Sobre quem pode ser usuário do Ipasgo?

Quem pode ser usuário do Ipasgo?

Servidores públicos, ex-servidores, aposentados, pensionistas e seus dependentes, além de integrantes das estruturas públicas que mantém convênio com o Instituto:

TITULARES:

- Os servidores ativos e inativos detentores de cargos ou empregos públicos da administração direta do Poder Executivo, de suas autarquias, fundações, empresas públicas e sociedades de economia mista.

- Os servidores dos Poderes Legislativo e Judiciário, do Ministério Público e dos Tribunais de Contas do Estado e dos Municípios, inclusive os que ocupam cargos de provimento em comissão, os contratados por prazo determinado para atendimento de necessidade temporária de excepcional interesse público e os que estejam cedidos a qualquer dos órgãos ou entidades referidos neste parágrafo.

- Os pensionistas remunerados pelos cofres estaduais;

- Os servidores ou empregados públicos de outros entes da Federação, que estiverem à disposição do Estado, com ou sem ônus para o órgão requisitante;

- Servidores e ex-servidores de que trata a Lei nº 8.974, de 05 de janeiro de 1981, ativo e inativo.

- Os pensionistas de ex-detentores de emprego público estadual, desde que o benefício tenha sido concedido pelo Regime Geral de Previdência com base no vínculo com administração pública estadual.

- Os detentores de mandato eletivo do Executivo e Legislativo estadual, durante o seu exercício. - Os servidores ou empregados públicos dos órgãos e das entidades da administração direta e indireta da União, dos Estados e dos Municípios com as quais o Ipasgo firmar convênio, de acordo com o art. 6º da Lei 17.477/2011, ativos e inativos. - O exservidor estadual efetivo ou comissionado, o ex-ocupante de emprego público estadual permanente ou admitido sob regime temporário, que optar pela sua continuidade no Ipasgo Saúde ou nele se inscrever na condição de titular, no 1 prazo de até 05 (cinco) anos, contados da data do respectivo desligamento.

Quem pode ser dependente do Ipasgo?

- O cônjuge ou o(a) companheiro(a), em união estável, constituída por uma das formas admitidas pela legislação vigente, ou decorrente de contrato (art. 1.725 do Código Civil);

- Os filhos solteiros menores de 18 (dezoito) anos; - Os filhos solteiros que até os 23 (vinte e três) anos comprovem matrícula e frequência em curso de graduação em nível superior de ensino;

- Os definitivamente inválidos ou incapazes maiores de 18 (dezoito) anos, desde que a invalidez ou incapacidade tenha ocorrido na menoridade;

- O menor sob a guarda do titular, desde que em processo de adoção ou sob guarda judicial do titular.
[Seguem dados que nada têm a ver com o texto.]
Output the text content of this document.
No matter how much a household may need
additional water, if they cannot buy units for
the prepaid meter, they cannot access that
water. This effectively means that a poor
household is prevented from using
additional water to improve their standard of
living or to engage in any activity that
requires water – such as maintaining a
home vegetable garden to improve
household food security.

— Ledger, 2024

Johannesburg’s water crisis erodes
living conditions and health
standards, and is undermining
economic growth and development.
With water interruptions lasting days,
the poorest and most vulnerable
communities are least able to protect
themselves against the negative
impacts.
Dependentes com contribuição individual:

- Os filhos solteiros maiores de 18 (dezoito) anos;

- Os netos solteiros;

- Filhos maiores de 18 (dezoito) anos, declarados inválidos ou incapazes após a maioridade, independentemente do estado civil;

- O ex-cônjuge e/ou ex-companheiro(a) com ou sem direito a alimentos. Algumas observações importantes:

- A perda da condição de titular implica a exclusão automática dos dependentes inscritos na respectiva matrícula.

- Em caso de morte do titular de cargo efetivo ou emprego público estadual, fica garantido o direito de inscrição provisória ao dependente que se habilitar como beneficiário previdenciário (pensionista) do servidor ou empregado público falecido, desde que atendidas as condições estabelecidas em Regulamento.
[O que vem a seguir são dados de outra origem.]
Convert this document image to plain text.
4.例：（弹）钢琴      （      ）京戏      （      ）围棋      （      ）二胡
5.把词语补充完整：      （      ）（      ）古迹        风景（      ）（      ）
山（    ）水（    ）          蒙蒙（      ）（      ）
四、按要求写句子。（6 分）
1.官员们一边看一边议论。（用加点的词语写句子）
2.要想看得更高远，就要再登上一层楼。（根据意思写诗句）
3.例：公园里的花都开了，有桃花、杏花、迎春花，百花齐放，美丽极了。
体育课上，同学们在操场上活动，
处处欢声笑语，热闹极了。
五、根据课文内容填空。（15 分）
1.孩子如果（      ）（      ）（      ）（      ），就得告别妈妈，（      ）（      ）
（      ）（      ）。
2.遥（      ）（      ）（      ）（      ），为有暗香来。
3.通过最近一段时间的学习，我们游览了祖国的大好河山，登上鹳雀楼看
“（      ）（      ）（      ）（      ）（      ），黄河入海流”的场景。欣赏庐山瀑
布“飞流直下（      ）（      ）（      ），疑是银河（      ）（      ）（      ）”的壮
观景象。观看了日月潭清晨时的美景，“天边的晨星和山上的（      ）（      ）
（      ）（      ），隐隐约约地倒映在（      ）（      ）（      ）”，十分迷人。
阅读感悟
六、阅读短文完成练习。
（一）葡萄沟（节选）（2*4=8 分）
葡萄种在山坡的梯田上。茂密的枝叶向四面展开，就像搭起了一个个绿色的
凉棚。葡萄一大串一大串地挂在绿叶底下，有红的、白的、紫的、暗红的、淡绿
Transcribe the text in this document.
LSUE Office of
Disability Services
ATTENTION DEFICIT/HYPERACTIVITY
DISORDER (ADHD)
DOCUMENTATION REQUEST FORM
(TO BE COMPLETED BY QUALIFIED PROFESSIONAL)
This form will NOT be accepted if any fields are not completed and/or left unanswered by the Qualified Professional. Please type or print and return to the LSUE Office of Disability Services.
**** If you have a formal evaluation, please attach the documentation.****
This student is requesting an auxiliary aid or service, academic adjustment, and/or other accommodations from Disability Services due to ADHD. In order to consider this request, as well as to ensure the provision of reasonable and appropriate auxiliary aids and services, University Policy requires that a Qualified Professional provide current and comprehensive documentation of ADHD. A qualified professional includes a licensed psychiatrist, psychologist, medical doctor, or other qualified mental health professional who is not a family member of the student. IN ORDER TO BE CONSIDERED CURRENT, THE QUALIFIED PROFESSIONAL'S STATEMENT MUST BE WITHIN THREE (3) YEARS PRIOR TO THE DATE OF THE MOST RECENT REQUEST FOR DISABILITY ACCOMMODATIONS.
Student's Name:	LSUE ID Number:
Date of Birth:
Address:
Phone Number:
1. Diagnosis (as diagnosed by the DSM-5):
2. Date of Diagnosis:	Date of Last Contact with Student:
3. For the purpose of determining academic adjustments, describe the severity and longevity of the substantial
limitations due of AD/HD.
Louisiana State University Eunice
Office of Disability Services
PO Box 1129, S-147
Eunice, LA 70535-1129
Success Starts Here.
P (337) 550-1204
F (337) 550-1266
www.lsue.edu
- É vedada a inscrição, como dependente, do servidor público estadual ativo ou inativo excepcionada a situação de usuários cônjuges ou companheiros entre si e remunerados pelos cofres públicos das esferas federal, estadual ou municipal, caso em que o titular da matrícula, obrigatoriamente, deve ser aquele com maior remuneração, podendo o cônjuge de menor remuneração inscrever-se como dependente.
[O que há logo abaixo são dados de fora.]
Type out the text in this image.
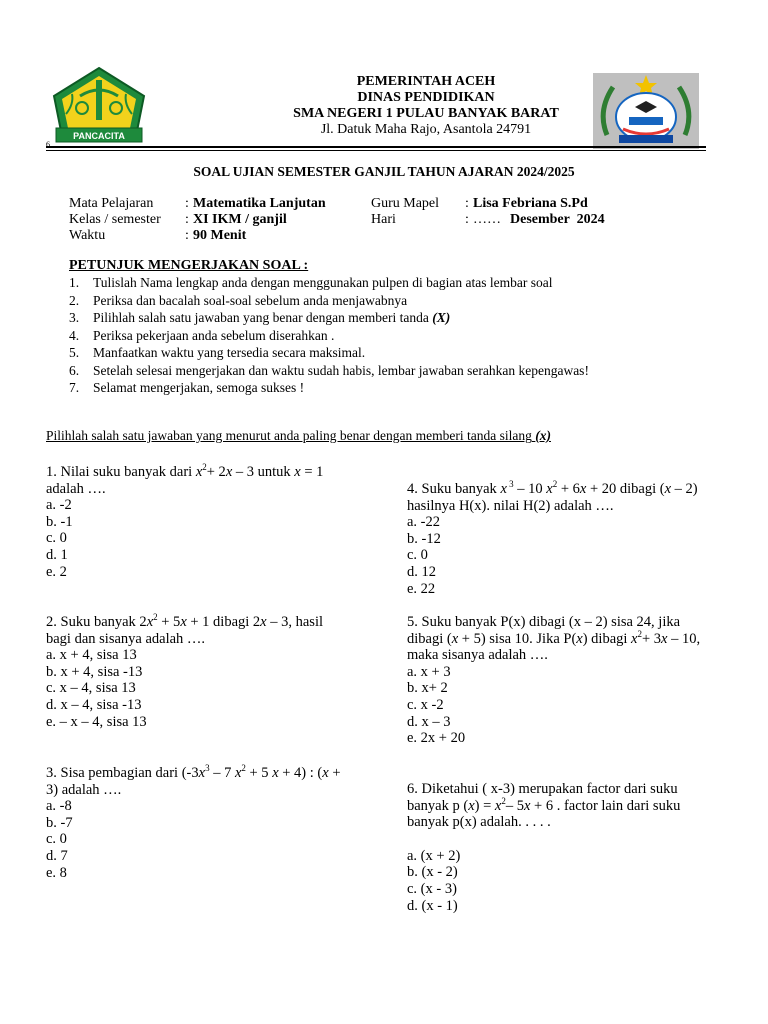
PANCACITA
PEMERINTAH ACEH
DINAS PENDIDIKAN
SMA NEGERI 1 PULAU BANYAK BARAT
Jl. Datuk Maha Rajo, Asantola 24791
6
SOAL UJIAN SEMESTER GANJIL TAHUN AJARAN 2024/2025
Mata Pelajaran : Matematika Lanjutan	Guru Mapel : Lisa Febriana S.Pd
Kelas / semester : XI IKM / ganjil	Hari	: …… Desember  2024
Waktu	: 90 Menit
PETUNJUK MENGERJAKAN SOAL :
1.	Tulislah Nama lengkap anda dengan menggunakan pulpen di bagian atas lembar soal
2.	Periksa dan bacalah soal-soal sebelum anda menjawabnya
3.	Pilihlah salah satu jawaban yang benar dengan memberi tanda (X)
4.	Periksa pekerjaan anda sebelum diserahkan .
5.	Manfaatkan waktu yang tersedia secara maksimal.
6.	Setelah selesai mengerjakan dan waktu sudah habis, lembar jawaban serahkan kepengawas!
7.	Selamat mengerjakan, semoga sukses !
Pilihlah salah satu jawaban yang menurut anda paling benar dengan memberi tanda silang (x)
1. Nilai suku banyak dari $x^2+ 2x - 3$ untuk x = 1
adalah ….
a. -2
b. -1
c. 0
d. 1
e. 2
2. Suku banyak $2x^2 + 5x + 1$ dibagi 2x – 3, hasil
bagi dan sisanya adalah ….
a. x + 4, sisa 13
b. x + 4, sisa -13
c. x – 4, sisa 13
d. x – 4, sisa -13
e. – x – 4, sisa 13
3. Sisa pembagian dari ($-3x^3 - 7$ $x^2 + 5$ x + 4) : (x +
3) adalah ….
a. -8
b. -7
c. 0
d. 7
e. 8
4. Suku banyak x $^3$ – 10 $x^2 + 6x + 20$ dibagi (x – 2)
hasilnya H(x). nilai H(2) adalah ….
a. -22
b. -12
c. 0
d. 12
e. 22
5. Suku banyak P(x) dibagi (x – 2) sisa 24, jika
dibagi (x + 5) sisa 10. Jika P(x) dibagi $x^2+ 3x - 10$,
maka sisanya adalah ….
a. x + 3
b. x+ 2
c. x -2
d. x – 3
e. 2x + 20
6. Diketahui ( x-3) merupakan factor dari suku
banyak p $(x) = x^2-$ 5x + 6 . factor lain dari suku
banyak p(x) adalah. . . . .
a. (x + 2)
b. (x - 2)
c. (x - 3)
d. (x - 1)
- O titular que, por qualquer motivo previsto em lei, sem perda da sua condição de servidor público, interromper o exercício de suas atividades funcionais sem direito à remuneração (licenças não remuneradas), ou for cedido sem ônus para órgão ou entidade da administração estadual, poderá manter-se como usuário, desde que procure o Instituto e continue o pagamento regular de suas mensalidades.

- O titular vinculado ao Regime Geral de Previdência Social, que se afastar por motivo de licença médica, pode manter-se no Ipasgo, desde que procure o Instituto e continue o pagamento regularmente suas mensalidades.